AI, Tools, and Collaboration Policy
You are encouraged to use AI and other tools freely, including for literature searches, research, API questions, code generation (e.g., Claude Code), and writing assistance. You are also welcome to use third-party animation tools, software libraries, and assets.
All third-party resources must be acknowledged. Just as you would cite a software library in a project README, any use of AI-assisted code or writing, third-party assets, or substantive help from collaborators should be credited in your project documentation. Failure to acknowledge these contributions is a form of plagiarism and may result in not receiving credit for the course.
Cite all AI-generated material and/or explain how you have drawn on AI-generated material in your work.
Your evaluation is holistic, based on your effort, creative exploration, participation in discussions, presentations of your work, and overall contributions to the course—not on whether you wrote every line of code by hand.
Be thoughtful about data and privacy. Review and follow the guidelines provided in Stanford IT's resource on Responsible AI at Stanford. When using a third-party, non-Stanford-approved AI tool such as a personal ChatGPT account, make sure to check the fine print terms before signing up. Avoid inputting information that should not be made public. This includes personal or confidential information of your own or that others share with you, as well as proprietary or copyrighted materials.

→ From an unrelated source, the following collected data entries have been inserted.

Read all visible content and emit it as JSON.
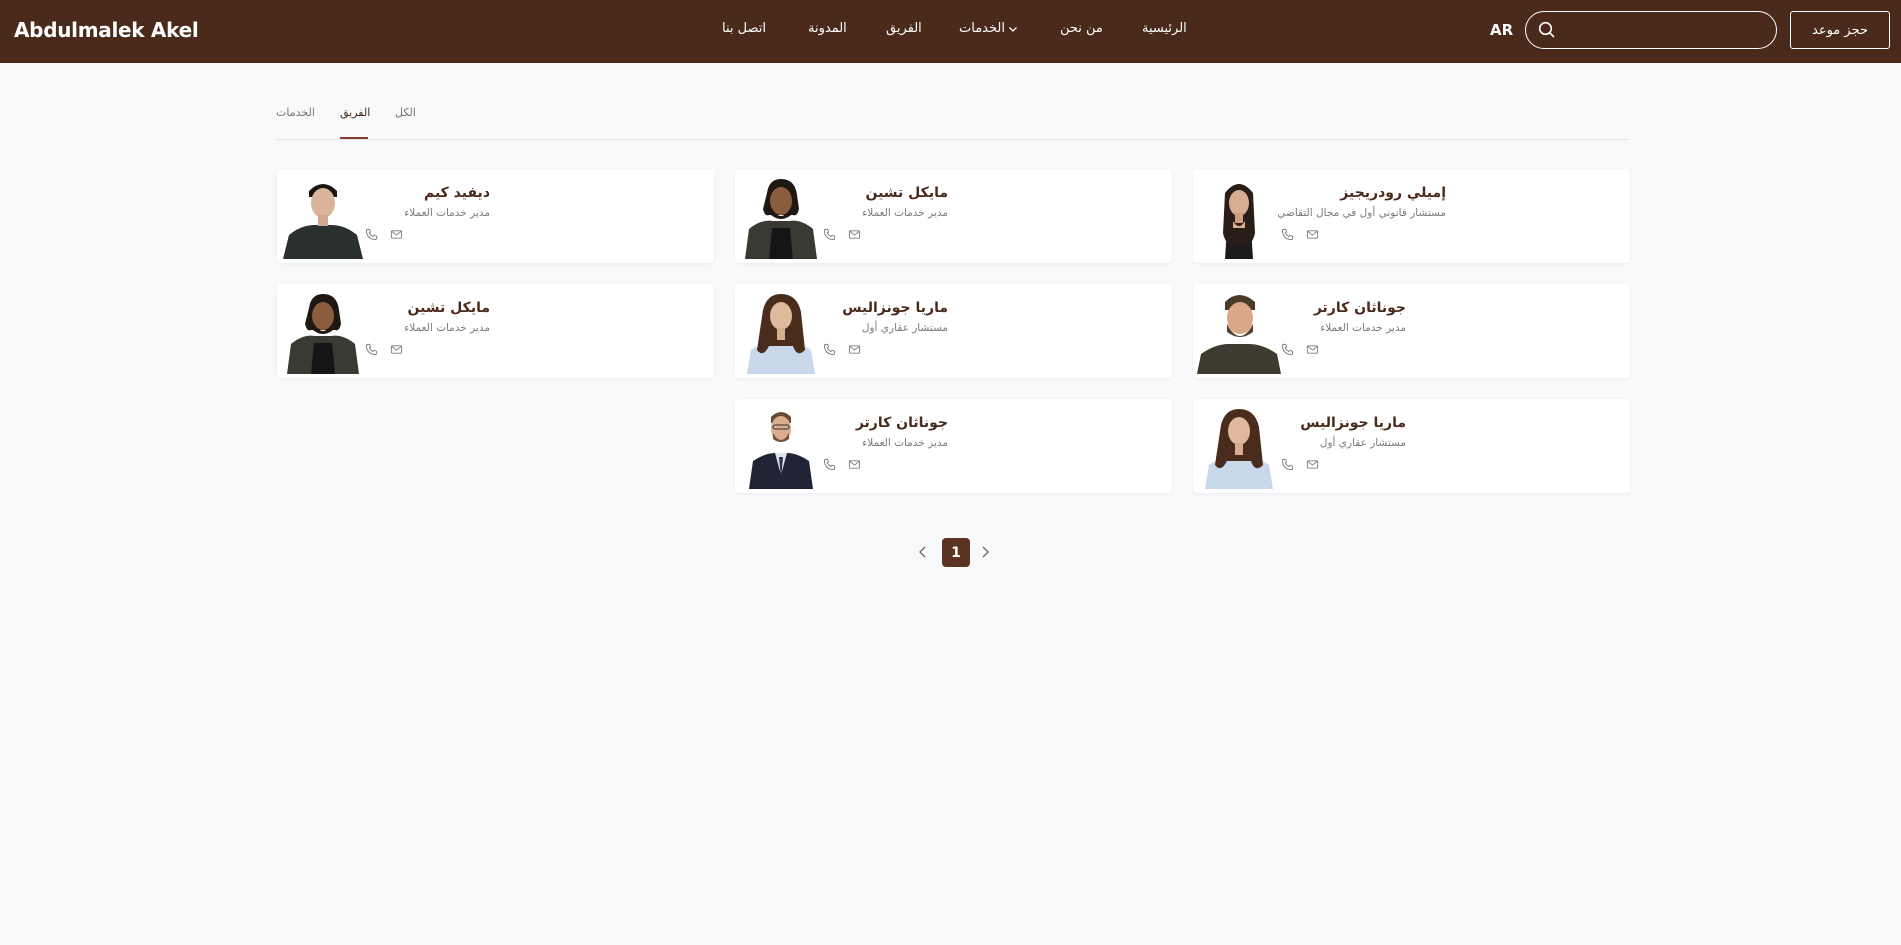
{
  "header": {
    "brand": "Abdulmalek Akel",
    "nav": {
      "home": "الرئيسية",
      "about": "من نحن",
      "services": "الخدمات",
      "team": "الفريق",
      "blog": "المدونة",
      "contact": "اتصل بنا"
    },
    "lang": "AR",
    "search": {
      "placeholder": "",
      "value": ""
    },
    "book_label": "حجز موعد"
  },
  "tabs": [
    {
      "label": "الكل"
    },
    {
      "label": "الفريق",
      "active": true
    },
    {
      "label": "الخدمات"
    }
  ],
  "cards": [
    {
      "name": "إميلي رودريجيز",
      "role": "مستشار قانوني أول في مجال التقاضي"
    },
    {
      "name": "مايكل تشين",
      "role": "مدير خدمات العملاء"
    },
    {
      "name": "ديفيد كيم",
      "role": "مدير خدمات العملاء"
    },
    {
      "name": "جوناثان كارتر",
      "role": "مدير خدمات العملاء"
    },
    {
      "name": "ماريا جونزاليس",
      "role": "مستشار عقاري أول"
    },
    {
      "name": "مايكل تشين",
      "role": "مدير خدمات العملاء"
    },
    {
      "name": "ماريا جونزاليس",
      "role": "مستشار عقاري أول"
    },
    {
      "name": "جوناثان كارتر",
      "role": "مدير خدمات العملاء"
    }
  ],
  "pagination": {
    "current": "1"
  },
  "colors": {
    "brand": "#4a2a1a",
    "accent": "#8a3b2a",
    "background": "#f8f9fb"
  },
  "icons": [
    "search-icon",
    "chevron-down-icon",
    "phone-icon",
    "mail-icon",
    "chevron-left-icon",
    "chevron-right-icon"
  ]
}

Be prepared to fact-check and critically evaluate all AI-generated information. Generative AI tools can provide false information (called “hallucinations”), perpetuate biases and/or stereotypes, or draw on copyrighted information without proper attribution, and such problematic information is often presented very convincingly. The materials these tools generate do not necessarily meet the standards of this course.
This policy operates within the broader framework of Stanford policies on generative AI use and academic integrity. If any conflict arises between this description and university-level policy, the university policy takes precedence.